During the initial on-scene investigation, more than 55 witness interviews were conducted of crewmembers, New York Police and Fire Department first responders, and company officials. This includes the entire operating crew of the Barberi, except for the Captain and Assistant Captain, two non-crew New York City Department of Transportation employees who were on board the ferry at the time of the accident, Staten Island Ferry officials, an off-duty Coast Guardsman who was a passenger on the ferry during the accident, a specialist in U.S. Coast Guard medical certification, a family member of one of the Captains, and a number of passengers, some of whom were seriously injured.

In addition, the team has tested the steering and propulsion systems and examined the navigation equipment on board the Andrew J. Barberi. During these tests, the team also witnessed the operation of the transfer system passing control from engine room to wheelhouse, and from wheelhouse to wheelhouse. The equipment and systems performed as designed. Further, the team has examined the Samuel I. Newhouse and completed three round trip transits over the ferry route to observe ferry operations. The team also completed preliminary surveys of damages to the vessel and to the dock.

The NTSB's IIC also completed both aerial and surface observations of the approach to St. George terminal following normal ferry tracks. Investigators met with the vessel's designer to gather data on vessel maneuvering characteristics. The NTSB team collected documents regarding Staten Island Ferry operating policies and procedures and is continuing to interview New York City Department of Transportation personnel, including Staten Island Ferry management (Port Captains).

The team also collected medical and personnel records regarding the Captain and Assistant Captain, which will be evaluated by appropriately qualified NTSB personnel. Investigators have obtained the complete personnel records of the two captains on board the vessel at the time of the accident, including any health insurance claims within the last 18 months.

Once the vessel was moved to the Brooklyn Navy Yard the group performed additional damage path assessment.

The investigative team has not had the opportunity to interview either the Assistant Captain, believed to have been operating the vessel at the time of the accident, or his superior officer, the vessel's master. As has been widely reported, the Assistant Captain made an attempt on his life shortly after the accident, and was hospitalized for serious wounds. The Safety Board anticipates interviewing this individual as soon as his medical condition permits. On the other hand, the Captain and master of the vessel initially indicated that he would voluntarily respond to our request for an interview, but did not appear at the agreed upon time. NTSB immediately subpoenaed the Captain in order to compel an appearance. The subpoena has been challenged, on alleged medical grounds, and a hearing on the issue is scheduled for tomorrow in District Court in Brooklyn.

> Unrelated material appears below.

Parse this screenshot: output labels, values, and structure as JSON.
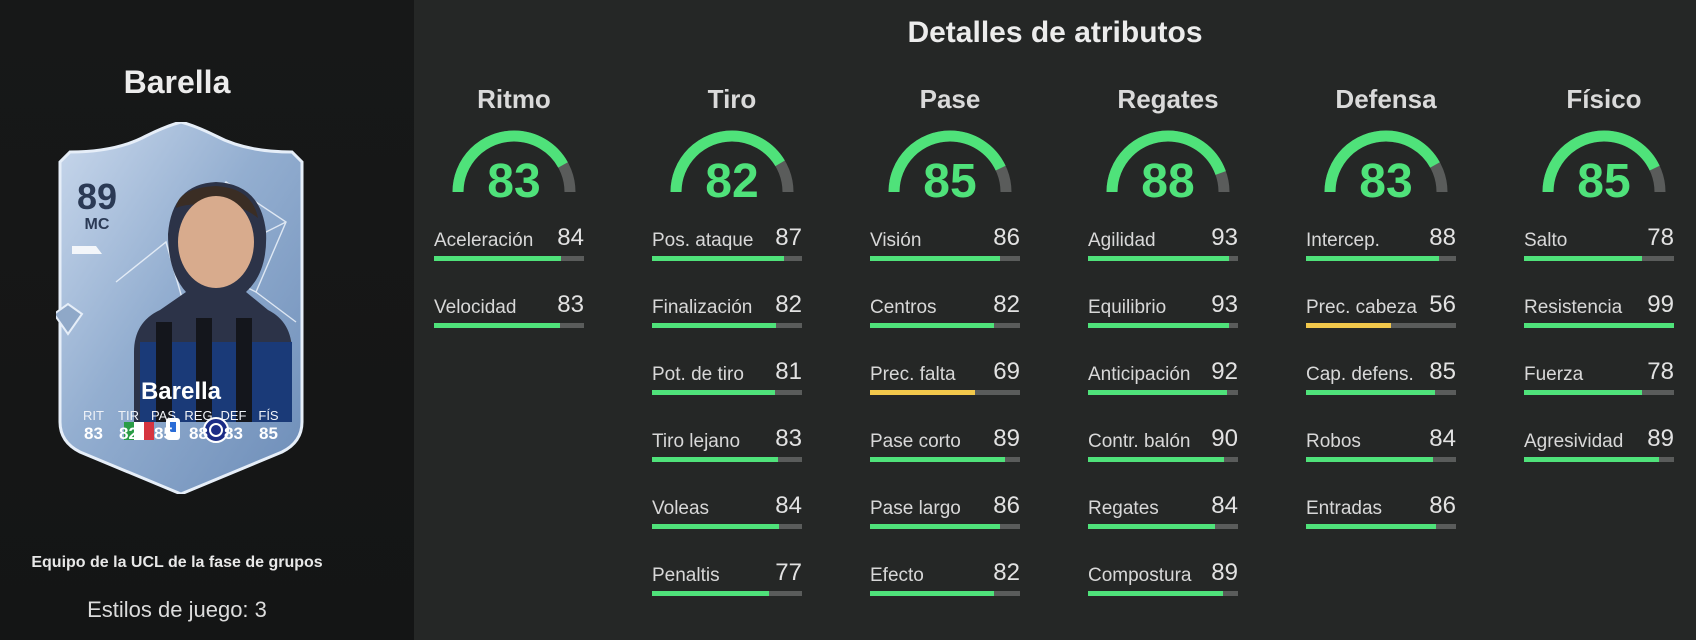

As you may know, more than 520 police, fire and emergency personnel responded to the accident. To date, we have received the following documents in regard to that response:

The initial on-scene investigation continued until Saturday, October 28, 2003, when the team returned to Washington, D.C.

In addition to the interviews we wish to conduct with the Captain and Assistant Captain, we have scheduled interviews over the next few days with the crew of the tug Dorothy J, other Staten Island ferry system captains and mates, and re-interviews with some of the Barberi's crew.

I want to thank all the parties for their cooperation in this investigation to date, and especially wish to thank the Borough President of Staten Island, James Molinaro, and all the other officials of the borough and the City of New York for assisting the NTSB from the early moments of this investigation.

Safety Board investigations are very thorough, and while we regret we have not yet heard from the Captain and the Assistant Captain during this inquiry, we will continue to pursue those interviews, and will, I believe, amass documentary evidence sufficient to lead us to the cause of this tragedy and to remedies to make sure it doesn't happen again.

I will be happy to take your questions.